Durée d’application de l’accord collectif

C’est à l’accord collectif de préciser s’il est à durée déterminée ou indéterminée. A défaut de précision, sa durée d’application est celle de droit commun :  5 ans (C. trav., art. L. 2222-4).

Publicité de l’accord collectif sur la base de données

L’accord collectif de droit commun est publié dans la base de données nationale accessible sur le site Legifrance (C. trav., art. L. 2231-5-1)

L’accord de performance collective n’est pas soumis à l’obligation de publication sur la base de données nationale (C. trav., art. L. 2231-5-1)

Information des salariés

A défaut de précision conventionnelle, un exemplaire de l’accord est disponible sur le lieu du travail et sur l’intranet de l’entreprise(C. trav., art. L. 2262-5 et R. 2262-1)

Un avis sur l’existence de cet accord est communiqué aux salariés (C. trav., art. R. 2262-3).

L’employeur informe les salariés, par tout moyen conférant date certaine et précise, de l’existence et du contenu de l’accord, ainsi que du droit de chacun d’accepter ou de refuser l’application à son contrat de cet accord (c. trav., art. L. 2254-2)

Acceptation du salarié : modalités

Le salarié peut accepter ou refuser l’application de l’accord modifiant le dispositif de forfait annuel en heures ou en jours.

L’application des modifications apportées au dispositif du forfait annuel déjà en place dans l’entreprise nécessite la conclusion d’un avenant à la convention individuelle  de forfait (C. trav., art. L. 3121-55 et L 3121-64)

La conclusion d’une nouvelle convention de forfait (ou d'un avenant)  n’est pas exigée : le dispositif de l’accord de performance collective  exclut expressément  l’application des articles L. 3121-55 et L. 3121-64 du code du travail sur la nécessité de la conclusion d’une convention individuelle (C. trav., art. L. 2254-2).

« L’acceptation de l’application de l’accord par le salarié… entraîne de plein droit l’application des stipulations de l’accord relatives au dispositif de forfait annuel » (C. trav., art. L. 2254-2).

Remarque : il sera difficile d’appliquer cette règle aux nouveaux embauchés et aux salariés qui n’avaient pas conclu de conventions individuelles de forfait. Il est donc préconisé, à notre avis, de conclure une telle convention dans cette hypothèse. Ce qui pose le problème des modalités d’acceptation et de refus.
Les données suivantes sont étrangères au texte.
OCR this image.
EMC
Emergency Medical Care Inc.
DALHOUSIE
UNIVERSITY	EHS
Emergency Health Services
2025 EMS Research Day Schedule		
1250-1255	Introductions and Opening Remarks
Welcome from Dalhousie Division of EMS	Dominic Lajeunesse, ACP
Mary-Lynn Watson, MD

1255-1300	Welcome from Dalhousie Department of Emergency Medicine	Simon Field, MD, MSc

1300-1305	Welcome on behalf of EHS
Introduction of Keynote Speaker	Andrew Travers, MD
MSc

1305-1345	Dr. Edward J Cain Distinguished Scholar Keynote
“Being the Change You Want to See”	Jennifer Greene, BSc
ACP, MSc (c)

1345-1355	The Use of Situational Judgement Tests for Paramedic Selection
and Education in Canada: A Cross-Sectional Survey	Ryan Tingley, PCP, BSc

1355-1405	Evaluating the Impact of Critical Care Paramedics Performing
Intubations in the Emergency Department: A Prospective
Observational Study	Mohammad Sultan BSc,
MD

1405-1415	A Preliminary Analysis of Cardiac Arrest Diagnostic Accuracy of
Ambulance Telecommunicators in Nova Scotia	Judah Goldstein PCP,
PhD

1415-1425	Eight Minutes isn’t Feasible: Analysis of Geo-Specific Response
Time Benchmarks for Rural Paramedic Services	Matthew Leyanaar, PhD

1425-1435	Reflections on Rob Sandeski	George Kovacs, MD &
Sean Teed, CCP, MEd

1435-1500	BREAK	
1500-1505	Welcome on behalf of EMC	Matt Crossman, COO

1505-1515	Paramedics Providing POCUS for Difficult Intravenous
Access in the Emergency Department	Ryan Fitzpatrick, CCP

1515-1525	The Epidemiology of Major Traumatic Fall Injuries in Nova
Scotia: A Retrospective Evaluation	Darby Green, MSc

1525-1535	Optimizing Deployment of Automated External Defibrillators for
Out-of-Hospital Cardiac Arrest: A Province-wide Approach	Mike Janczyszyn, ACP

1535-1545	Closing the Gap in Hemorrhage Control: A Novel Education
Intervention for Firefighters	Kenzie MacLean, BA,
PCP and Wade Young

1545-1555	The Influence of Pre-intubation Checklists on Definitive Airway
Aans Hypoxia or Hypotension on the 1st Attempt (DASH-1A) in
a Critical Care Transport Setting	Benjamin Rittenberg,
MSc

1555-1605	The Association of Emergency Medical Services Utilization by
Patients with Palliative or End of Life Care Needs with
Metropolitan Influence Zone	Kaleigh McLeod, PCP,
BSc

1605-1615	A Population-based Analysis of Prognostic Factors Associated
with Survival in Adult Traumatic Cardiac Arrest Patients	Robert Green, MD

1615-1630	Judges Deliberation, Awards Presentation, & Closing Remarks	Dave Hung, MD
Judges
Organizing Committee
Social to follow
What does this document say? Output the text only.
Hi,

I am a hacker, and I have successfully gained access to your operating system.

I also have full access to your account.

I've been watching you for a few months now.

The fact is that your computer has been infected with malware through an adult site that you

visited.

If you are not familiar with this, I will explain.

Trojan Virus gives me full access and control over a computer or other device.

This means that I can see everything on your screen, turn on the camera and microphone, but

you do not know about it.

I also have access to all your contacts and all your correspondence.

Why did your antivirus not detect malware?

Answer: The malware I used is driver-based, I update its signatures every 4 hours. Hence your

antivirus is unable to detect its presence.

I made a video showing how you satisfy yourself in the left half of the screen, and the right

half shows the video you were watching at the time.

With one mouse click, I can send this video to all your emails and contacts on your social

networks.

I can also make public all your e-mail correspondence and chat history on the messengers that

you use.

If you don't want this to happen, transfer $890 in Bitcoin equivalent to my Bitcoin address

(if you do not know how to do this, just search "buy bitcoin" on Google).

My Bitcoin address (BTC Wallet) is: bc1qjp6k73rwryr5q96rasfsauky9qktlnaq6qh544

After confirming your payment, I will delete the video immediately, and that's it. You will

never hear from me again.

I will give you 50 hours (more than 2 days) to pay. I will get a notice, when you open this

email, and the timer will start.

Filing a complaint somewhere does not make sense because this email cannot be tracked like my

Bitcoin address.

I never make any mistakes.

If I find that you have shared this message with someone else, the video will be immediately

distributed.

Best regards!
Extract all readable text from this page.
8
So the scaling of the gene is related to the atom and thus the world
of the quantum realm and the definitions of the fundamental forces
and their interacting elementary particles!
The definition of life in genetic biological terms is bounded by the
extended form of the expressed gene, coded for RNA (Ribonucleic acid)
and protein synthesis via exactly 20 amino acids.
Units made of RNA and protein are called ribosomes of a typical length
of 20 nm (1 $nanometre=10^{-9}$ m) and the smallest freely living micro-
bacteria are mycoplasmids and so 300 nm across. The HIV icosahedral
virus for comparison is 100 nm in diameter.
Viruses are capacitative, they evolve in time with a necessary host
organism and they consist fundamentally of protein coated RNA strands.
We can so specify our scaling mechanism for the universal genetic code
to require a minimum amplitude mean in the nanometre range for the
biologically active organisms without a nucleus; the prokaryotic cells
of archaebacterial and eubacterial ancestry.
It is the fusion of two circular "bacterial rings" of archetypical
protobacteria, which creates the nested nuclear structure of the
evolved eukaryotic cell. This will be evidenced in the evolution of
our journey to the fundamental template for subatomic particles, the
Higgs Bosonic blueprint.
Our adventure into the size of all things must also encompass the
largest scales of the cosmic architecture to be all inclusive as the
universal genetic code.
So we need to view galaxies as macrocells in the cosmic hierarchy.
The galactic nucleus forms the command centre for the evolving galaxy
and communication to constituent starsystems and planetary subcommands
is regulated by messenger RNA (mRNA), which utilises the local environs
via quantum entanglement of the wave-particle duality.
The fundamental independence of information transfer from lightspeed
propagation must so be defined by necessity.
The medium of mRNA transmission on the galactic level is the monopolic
Refus du salarié : modalités

Le salarié peut refuser l’accord ; s’il n’accepte pas en concluant un avenant, il s’agit d’un refus tacite

Le salarié peut refuser l’application de l’accord.

Il dispose d’un délai d’1 mois pour faire connaître son refus par écrit à l’employeur (C. trav., art. L. 2254-2).

Remarque : à l’expiration de ce délai, il semble que l’absence de refus écrit doive s’analyser en une acceptation tacite. En effet, il est précisé que  « lorsque l’accord modifie un dispositif de forfait annuel, l’acceptation de l’accord conformément aux III et IV( c’est-à-dire absence de refus écrit dans le délai d’1mois) entraîne de plein droit l’application des stipulations de l’accord relatives au dispositif de forfait annuel » (C. trav., art. L. 2254-2)

Refus du salarié : un motif de licenciement ?

Face au refus du salarié, l’employeur ne peut pas lui appliquer le forfait annuel prévu par l’accord collectif.

Le refus du salarié d’appliquer l’accord collectif n’est pas en soi un motif légitime de licenciement. A défaut de pouvoir justifier d’un motif notamment économique, le salarié ne peut être licencié. Le motif réel et sérieux du licenciement peut être contesté.

L’employeur dispose d’un délai de 2 mois à compter de la notification du refus du salarié pour engager une procédure de licenciement.

Ce licenciement repose sur un motif spécifique qui constitue en soi une cause réelle et sérieuse de licenciement (C. trav., art. L. 2254-2).  

C’est la procédure du licenciement pour motif personnel qui s’applique (5).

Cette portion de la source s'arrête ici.